А утром на плацу проходили занятия по штыковому бою. Нелегкое это дело. По команде "Коли!" солдат, держа винтовку за приклад, должен был резко послать ее вперед, при этом левую ногу слегка согнуть, а правую вытянуть назад. Не каждый мог в таком положении удержать оружие: руки дрожали, ноги подкашивались, винтовка клонилась вниз.
- Коли! - в сотый раз командует прапорщик с золотыми зубами. После ночной оргии он не в духе, ко всему придирается, всех обзывает непристойными словами.
- Коли! Отставить! Коли! Отставить! К бою! Коли! Отставить!
Рядом со мной выбивается из сил Мирза. Его винтовка вот-вот воткнется штыком в землю.
- Ты, татарская морда, будешь когда-нибудь выполнять команду как следует?! - заорал на Мирзу прапорщик.
- Твой благородь! - замигал Мирза. - Зачем будешь сказать такой кислый слово?
- Молчать! - рявкнул прапорщик.- Три шага вперед шагом марш!
Мирза неуверенно сделал три шага вперед и повернулся лицом к прапорщику.

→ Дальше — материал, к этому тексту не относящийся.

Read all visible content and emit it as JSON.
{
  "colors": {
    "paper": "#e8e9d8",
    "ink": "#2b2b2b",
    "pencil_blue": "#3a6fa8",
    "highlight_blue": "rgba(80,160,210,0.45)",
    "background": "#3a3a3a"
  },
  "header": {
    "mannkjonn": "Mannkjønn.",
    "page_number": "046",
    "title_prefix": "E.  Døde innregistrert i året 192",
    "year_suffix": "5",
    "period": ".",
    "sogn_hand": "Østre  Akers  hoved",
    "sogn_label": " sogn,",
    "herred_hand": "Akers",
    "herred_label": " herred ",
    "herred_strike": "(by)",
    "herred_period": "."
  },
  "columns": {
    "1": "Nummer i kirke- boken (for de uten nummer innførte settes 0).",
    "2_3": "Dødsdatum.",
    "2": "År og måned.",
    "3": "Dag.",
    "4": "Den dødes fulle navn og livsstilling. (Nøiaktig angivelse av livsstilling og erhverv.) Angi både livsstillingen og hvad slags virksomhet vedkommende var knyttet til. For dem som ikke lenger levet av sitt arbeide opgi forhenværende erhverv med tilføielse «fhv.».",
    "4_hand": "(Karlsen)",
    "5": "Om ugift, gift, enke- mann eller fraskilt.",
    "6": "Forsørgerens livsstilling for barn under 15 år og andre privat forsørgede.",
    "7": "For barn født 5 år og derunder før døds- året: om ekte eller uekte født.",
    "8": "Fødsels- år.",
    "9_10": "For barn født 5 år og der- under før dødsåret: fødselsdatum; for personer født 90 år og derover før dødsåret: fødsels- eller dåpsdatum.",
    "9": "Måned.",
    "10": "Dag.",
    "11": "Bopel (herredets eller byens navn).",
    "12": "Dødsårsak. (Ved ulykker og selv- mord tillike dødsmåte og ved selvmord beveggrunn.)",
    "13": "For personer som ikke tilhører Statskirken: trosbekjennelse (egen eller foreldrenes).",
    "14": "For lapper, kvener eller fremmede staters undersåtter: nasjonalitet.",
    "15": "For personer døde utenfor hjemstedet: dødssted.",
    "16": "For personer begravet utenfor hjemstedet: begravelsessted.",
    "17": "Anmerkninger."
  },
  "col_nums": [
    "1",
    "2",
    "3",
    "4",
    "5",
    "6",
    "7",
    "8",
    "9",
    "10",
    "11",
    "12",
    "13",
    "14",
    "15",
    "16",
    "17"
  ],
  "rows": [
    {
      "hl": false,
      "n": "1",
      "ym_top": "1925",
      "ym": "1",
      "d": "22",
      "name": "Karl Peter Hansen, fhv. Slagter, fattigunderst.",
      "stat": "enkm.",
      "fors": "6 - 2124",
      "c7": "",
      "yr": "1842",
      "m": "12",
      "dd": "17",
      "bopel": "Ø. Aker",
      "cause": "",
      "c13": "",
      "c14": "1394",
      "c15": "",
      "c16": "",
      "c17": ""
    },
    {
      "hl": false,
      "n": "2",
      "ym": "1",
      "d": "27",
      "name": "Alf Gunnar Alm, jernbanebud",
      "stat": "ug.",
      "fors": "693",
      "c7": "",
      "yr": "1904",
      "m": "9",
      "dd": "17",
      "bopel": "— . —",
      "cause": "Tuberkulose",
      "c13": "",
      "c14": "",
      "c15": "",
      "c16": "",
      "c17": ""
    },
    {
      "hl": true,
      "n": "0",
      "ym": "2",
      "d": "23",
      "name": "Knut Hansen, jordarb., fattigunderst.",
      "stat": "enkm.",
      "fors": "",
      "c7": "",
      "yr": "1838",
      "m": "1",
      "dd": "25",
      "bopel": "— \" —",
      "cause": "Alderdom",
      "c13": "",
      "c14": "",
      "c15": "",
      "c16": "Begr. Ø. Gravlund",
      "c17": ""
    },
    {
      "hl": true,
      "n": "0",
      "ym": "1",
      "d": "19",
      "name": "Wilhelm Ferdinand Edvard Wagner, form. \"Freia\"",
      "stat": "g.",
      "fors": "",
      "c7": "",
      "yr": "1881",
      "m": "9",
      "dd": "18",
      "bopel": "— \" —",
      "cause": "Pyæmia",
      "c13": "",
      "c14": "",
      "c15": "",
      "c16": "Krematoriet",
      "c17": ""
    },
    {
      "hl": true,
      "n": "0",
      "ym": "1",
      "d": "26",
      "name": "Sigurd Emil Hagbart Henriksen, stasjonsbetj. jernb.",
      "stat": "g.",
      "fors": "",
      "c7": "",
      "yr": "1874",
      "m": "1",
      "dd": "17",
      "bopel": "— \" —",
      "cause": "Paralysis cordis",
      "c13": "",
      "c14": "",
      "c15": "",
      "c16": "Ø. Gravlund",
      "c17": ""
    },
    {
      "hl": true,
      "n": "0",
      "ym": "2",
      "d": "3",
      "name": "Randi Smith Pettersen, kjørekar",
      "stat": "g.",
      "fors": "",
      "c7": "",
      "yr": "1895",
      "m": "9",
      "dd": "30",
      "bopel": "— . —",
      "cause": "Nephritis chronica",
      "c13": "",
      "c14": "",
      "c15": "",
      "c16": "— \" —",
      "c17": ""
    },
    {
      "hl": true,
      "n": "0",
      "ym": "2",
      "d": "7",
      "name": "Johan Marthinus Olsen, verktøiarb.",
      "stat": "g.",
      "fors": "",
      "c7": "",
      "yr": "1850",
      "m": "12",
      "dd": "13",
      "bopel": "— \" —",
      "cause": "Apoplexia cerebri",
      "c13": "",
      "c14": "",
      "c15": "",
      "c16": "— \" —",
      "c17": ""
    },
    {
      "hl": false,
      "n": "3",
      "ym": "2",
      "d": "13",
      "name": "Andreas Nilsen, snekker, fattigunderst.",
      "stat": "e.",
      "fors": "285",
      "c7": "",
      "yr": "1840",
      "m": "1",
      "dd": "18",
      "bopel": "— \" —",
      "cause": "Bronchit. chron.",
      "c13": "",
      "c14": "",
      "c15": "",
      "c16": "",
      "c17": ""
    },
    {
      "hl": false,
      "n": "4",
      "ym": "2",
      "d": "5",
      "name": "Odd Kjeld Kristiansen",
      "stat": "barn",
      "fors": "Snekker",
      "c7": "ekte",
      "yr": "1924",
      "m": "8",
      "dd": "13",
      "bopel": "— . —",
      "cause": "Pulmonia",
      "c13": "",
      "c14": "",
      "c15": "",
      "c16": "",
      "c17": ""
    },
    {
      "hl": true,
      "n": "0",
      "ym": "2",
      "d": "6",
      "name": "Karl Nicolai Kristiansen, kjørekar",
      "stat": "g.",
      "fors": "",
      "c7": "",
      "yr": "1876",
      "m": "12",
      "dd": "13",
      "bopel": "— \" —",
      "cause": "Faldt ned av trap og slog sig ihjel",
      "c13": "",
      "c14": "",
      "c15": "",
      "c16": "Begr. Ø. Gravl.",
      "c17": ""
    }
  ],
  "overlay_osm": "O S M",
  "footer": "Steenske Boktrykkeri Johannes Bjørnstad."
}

Перепуганный, усталый, бледный, стоял он, вытянувшись в струнку. Десять, двадцать раз заставил прапорщик Мирзу колоть "противника". Мирза изнемогал.
- Коли! - хриплым голосом орал прапорщик.
Но винтовка уже выпала из рук Мирзы. Прапорщик, выругавшись, с размаху хлестнул несчастного по щеке и брезгливо вытер руку платком. И тут добродушное, веснушчатое лицо Мирзы исказилось злостью. В один миг подхватил он с земли винтовку и, дико взвизгнув, всадил штык в живот прапорщику. Тот так и повалился на спину, широко раскинув руки. Предсмертная судорога изуродовала его лицо, обнажив золотые зубы в кайме синеющих губ.
Осознав происшедшее, Мирза жалко съежился, поднял к небу дрожащие руки и прошептал:
- О аллах! О аллах!
Учения отменили, Мирзу арестовали. Нас загнали в казарму. Прапорщика похоронили с воинскими почестями. Из Киева приехали большие чины. Каждого из нас допросили, каждому дали подписать протокол допроса. И через несколько дней на плацу состоялся суд над Мирзой.
Полк был выстроен в каре, в центре стояли офицеры и священники. Привели Мирзу. Он казался безразличным. Лино заросло черной щетиной, глаза провалились. Удивленным взглядом смотрел он перед собой, словно сейчас решалась не его, Мирзы, судьба, а кого-то постороннего.
Командир полка долго говорил о преданности царю, о воинском долге. Его сменил священник проповедью о вере в бога и земных грехах. После священника кричал, угрожая тюрьмой, Сибирью и шомполами, офицер из Киева. Потом раздалась команда, из каждой роты вышло по два солдата. Их было тридцать два. Они выстроились перед Мирзой в две шеренги.
Нас развели в стороны так, чтобы пули никого не задели, но чтобы мы все видели. И мы видели, как Оглобля завязал Мирзе глаза платком. Воцарилась мертвая тишина. И в ней раздалась команда:
- За веру, царя и отечество... по преступнику...- Закрываю глаза, что-то сжимает мне горло, нечем дышать.- Пли!
И мне показалось, что это в мое тело впились все тридцать две пули. Голова закружилась, я с трудом удержался на ногах.
Раздавались еще какие-то команды, но я уже был неспособен ничего понимать. Как в бреду, поплелся я в общем строю, нас специально провели мимо, и я кинул последний взгляд на жалкий комочек в луже крови. Прощай, Мирза!